A bubble is a thin membrane of liquid surrounding a pocket of air or other gas. When bubbles touch a foam is formed. Foam bubbles can be uniform in size for example, a shaving foam or random for example, bubbles made from washing up liquid. Mathematicians and physicists are interested in soap bubbles and films because they obey a series of geometric rules relating to appearance, structure and their relationship to minimal surfaces. Bubbles want to achieve an optimal order by limiting their surface area, they will shift and rearrange themselves to settle into stable configurations, using the least amount of energy. Bubbles always want to achieve a state of equilibrium.
When a foam is formed liquid immediately begins to drain from the bubble membranes or lamellae, this process is referred to as 'thinning'. At some point, a lamella thins too much to support the bubble and breaks causing the bubble to burst. If a bubble bursts the foam is out of equilibrium, the surrounding bubbles shuffle and shift to fill the gap. The process will perpetuate for each bubble that bursts. Foams always want to optimise available space and minimise their surface area, using the least amount of energy.
With reference to minimal surfaces, Joseph Plateau illustrated the phenomena by dipping a wire frame into soap solution.
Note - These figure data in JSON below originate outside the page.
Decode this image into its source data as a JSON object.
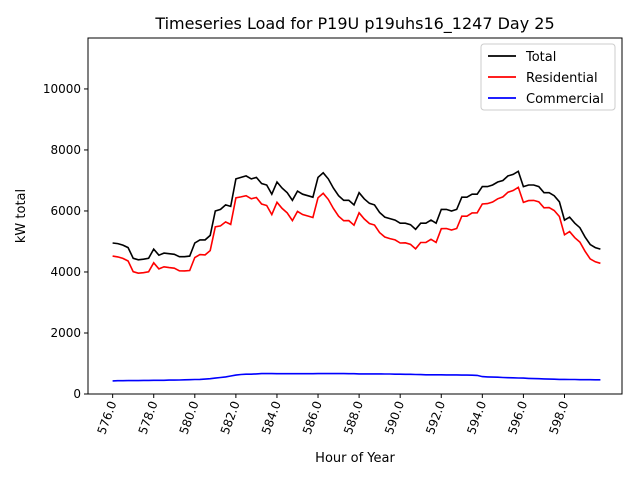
{
  "chart_data": {
    "type": "line",
    "title": "Timeseries Load for P19U p19uhs16_1247  Day 25",
    "xlabel": "Hour of Year",
    "ylabel": "kW total",
    "xlim": [
      574.8,
      600.8
    ],
    "ylim": [
      0,
      11670
    ],
    "x_start": 576,
    "x_step": 0.25,
    "x_ticks": [
      576,
      578,
      580,
      582,
      584,
      586,
      588,
      590,
      592,
      594,
      596,
      598
    ],
    "x_tick_labels": [
      "576.0",
      "578.0",
      "580.0",
      "582.0",
      "584.0",
      "586.0",
      "588.0",
      "590.0",
      "592.0",
      "594.0",
      "596.0",
      "598.0"
    ],
    "y_ticks": [
      0,
      2000,
      4000,
      6000,
      8000,
      10000
    ],
    "y_tick_labels": [
      "0",
      "2000",
      "4000",
      "6000",
      "8000",
      "10000"
    ],
    "grid": false,
    "legend_position": "top-right",
    "series": [
      {
        "name": "Total",
        "color": "#000000",
        "values": [
          4950,
          4930,
          4880,
          4800,
          4450,
          4400,
          4420,
          4450,
          4750,
          4550,
          4620,
          4600,
          4580,
          4500,
          4500,
          4520,
          4950,
          5050,
          5050,
          5200,
          6000,
          6050,
          6200,
          6150,
          7050,
          7100,
          7150,
          7050,
          7100,
          6900,
          6850,
          6550,
          6950,
          6750,
          6600,
          6350,
          6650,
          6550,
          6500,
          6450,
          7100,
          7250,
          7050,
          6750,
          6500,
          6350,
          6350,
          6200,
          6600,
          6400,
          6250,
          6200,
          5950,
          5800,
          5750,
          5700,
          5600,
          5600,
          5550,
          5400,
          5600,
          5600,
          5700,
          5600,
          6050,
          6050,
          6000,
          6050,
          6450,
          6450,
          6550,
          6550,
          6800,
          6800,
          6850,
          6950,
          7000,
          7150,
          7200,
          7300,
          6800,
          6850,
          6850,
          6800,
          6600,
          6600,
          6500,
          6300,
          5700,
          5800,
          5600,
          5450,
          5150,
          4900,
          4800,
          4750
        ]
      },
      {
        "name": "Residential",
        "color": "#ff0000",
        "values": [
          4520,
          4495,
          4445,
          4360,
          4010,
          3960,
          3975,
          4005,
          4300,
          4100,
          4170,
          4145,
          4125,
          4040,
          4035,
          4050,
          4475,
          4570,
          4560,
          4700,
          5480,
          5510,
          5640,
          5560,
          6430,
          6460,
          6500,
          6400,
          6440,
          6230,
          6180,
          5880,
          6285,
          6085,
          5935,
          5685,
          5985,
          5885,
          5835,
          5785,
          6430,
          6580,
          6380,
          6080,
          5830,
          5680,
          5685,
          5535,
          5940,
          5740,
          5590,
          5540,
          5290,
          5145,
          5095,
          5050,
          4950,
          4955,
          4905,
          4760,
          4965,
          4970,
          5070,
          4970,
          5420,
          5425,
          5375,
          5425,
          5830,
          5830,
          5935,
          5940,
          6230,
          6240,
          6295,
          6400,
          6460,
          6615,
          6670,
          6775,
          6280,
          6340,
          6345,
          6300,
          6105,
          6110,
          6015,
          5820,
          5220,
          5325,
          5125,
          4980,
          4680,
          4430,
          4335,
          4285
        ]
      },
      {
        "name": "Commercial",
        "color": "#0000ff",
        "values": [
          430,
          435,
          435,
          440,
          440,
          440,
          445,
          445,
          450,
          450,
          450,
          455,
          455,
          460,
          465,
          470,
          475,
          480,
          490,
          500,
          520,
          540,
          560,
          590,
          620,
          640,
          650,
          650,
          660,
          670,
          670,
          670,
          665,
          665,
          665,
          665,
          665,
          665,
          665,
          665,
          670,
          670,
          670,
          670,
          670,
          670,
          665,
          665,
          660,
          660,
          660,
          660,
          660,
          655,
          655,
          650,
          650,
          645,
          645,
          640,
          635,
          630,
          630,
          630,
          630,
          625,
          625,
          625,
          620,
          620,
          615,
          610,
          570,
          560,
          555,
          550,
          540,
          535,
          530,
          525,
          520,
          510,
          505,
          500,
          495,
          490,
          485,
          480,
          480,
          475,
          475,
          470,
          470,
          470,
          465,
          465
        ]
      }
    ]
  }
}
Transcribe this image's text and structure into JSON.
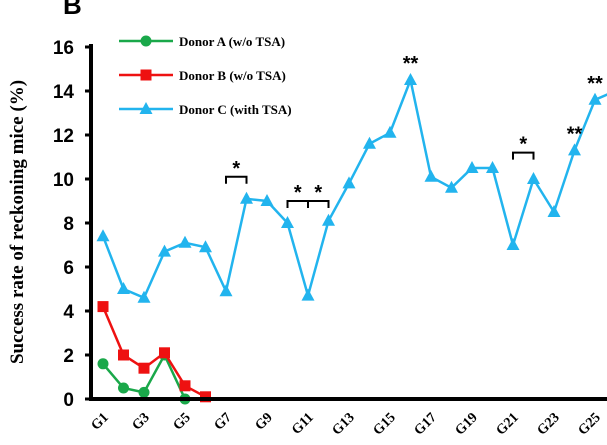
{
  "panel_label": "B",
  "chart_data": {
    "type": "line",
    "ylabel": "Success rate of reckoning mice (%)",
    "xlabel": "",
    "ylim": [
      0,
      16
    ],
    "yticks": [
      0,
      2,
      4,
      6,
      8,
      10,
      12,
      14,
      16
    ],
    "x_tick_labels": [
      "G1",
      "G3",
      "G5",
      "G7",
      "G9",
      "G11",
      "G13",
      "G15",
      "G17",
      "G19",
      "G21",
      "G23",
      "G25"
    ],
    "legend_position": "top-left",
    "series": [
      {
        "name": "Donor A (w/o TSA)",
        "color": "#1aa84a",
        "marker": "circle",
        "x": [
          1,
          2,
          3,
          4,
          5
        ],
        "values": [
          1.6,
          0.5,
          0.3,
          2.0,
          0.0
        ]
      },
      {
        "name": "Donor B (w/o TSA)",
        "color": "#ee1111",
        "marker": "square",
        "x": [
          1,
          2,
          3,
          4,
          5,
          6
        ],
        "values": [
          4.2,
          2.0,
          1.4,
          2.1,
          0.6,
          0.1
        ]
      },
      {
        "name": "Donor C (with TSA)",
        "color": "#22b4ee",
        "marker": "triangle",
        "x": [
          1,
          2,
          3,
          4,
          5,
          6,
          7,
          8,
          9,
          10,
          11,
          12,
          13,
          14,
          15,
          16,
          17,
          18,
          19,
          20,
          21,
          22,
          23,
          24,
          25,
          26
        ],
        "values": [
          7.4,
          5.0,
          4.6,
          6.7,
          7.1,
          6.9,
          4.9,
          9.1,
          9.0,
          8.0,
          4.7,
          8.1,
          9.8,
          11.6,
          12.1,
          14.5,
          10.1,
          9.6,
          10.5,
          10.5,
          7.0,
          10.0,
          8.5,
          11.3,
          13.6,
          14.0
        ]
      }
    ],
    "annotations": [
      {
        "text": "*",
        "type": "bracket",
        "x_from": 7,
        "x_to": 8,
        "y": 10.1
      },
      {
        "text": "*",
        "type": "bracket",
        "x_from": 10,
        "x_to": 11,
        "y": 9.0
      },
      {
        "text": "*",
        "type": "bracket",
        "x_from": 11,
        "x_to": 12,
        "y": 9.0
      },
      {
        "text": "**",
        "type": "point",
        "x": 16,
        "y": 14.5
      },
      {
        "text": "*",
        "type": "bracket",
        "x_from": 21,
        "x_to": 22,
        "y": 11.2
      },
      {
        "text": "**",
        "type": "point",
        "x": 24,
        "y": 11.3
      },
      {
        "text": "**",
        "type": "point",
        "x": 25,
        "y": 13.6
      }
    ]
  }
}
The resulting film always covered the least possible surface area available, proving soap films are the closest substitute for a genuine, two-dimensional entity. Plateau's theories were profound and paved the way for many significant, scientific investigations thereafter, (for additional information on Joseph Plateau and his work please refer to the 'Plateau' gallery). Interest in bubble geometries and their relationship to minimal surfaces extends beyond science. Architects have studied soap bubbles and soap film phenomena for inspiration and confirmation.
German architect and structural engineer Frei Otto's design for the large scale, tent-like canopy for the German Pavilion at the World's Fair in Montreal 1967, was based on his experiments with soap films, observing films always spread naturally amid several fixed points and covered the least surface area. The Canopy was the first of its kind: lightweight, strong, easy to assemble and inexpensive to produce and construct. Natural light flooded in and projected an inviting openness for visitors. Otto received worldwide acclaim for the innovative design and successful practical application and continued his ethos with a 70,000 square metre canopy for the Munich Olympic Park, Summer Olympics 1972.
A number of architects have been inspired and influenced by Otto's soap film canopies: Sir Norman Foster, (the Great Court at the British Museum), Nicholas Grimshaw, (the Eden Project) and Richard Rogers, (the Millennium Dome). Australian PTW Architects and ARUP Australasia engineering group designed the National Aquatics Centre for the 2008 Beijing Summer Olympics. Initial research led designers to soap bubbles and the work of Joseph Plateau, the Kelvin problem (1887) and the Weaire-Phelan structure (1993).
Lord Kelvin put forward a conundrum, how to partition a 3D space into cells of equal volume with a minimal surface area. He proposed, 14-sided truncated polyhedra would be the most efficient. Professor Denis Weaire and his Research Assistant Robert Phelan of Trinity College Dublin in 1993, superseded Kelvin's 1887 conjecture. The Weaire-Phelan structure composes 12 and 14-sided polyhedra, each of equal volume.
The design for the N.A.C. (nicknamed the Water Cube), is founded on the Weaire-Phelan structure. The Cube itself appears to be wrapped in randomly sized bubbles, in contrast to the order and uniformity of the Weaire-Phelan structure. However, the order of the Weaire-Phelan structure is lost when viewed at certain angles, PTW and ARUP based their design on these viewpoints. Genius.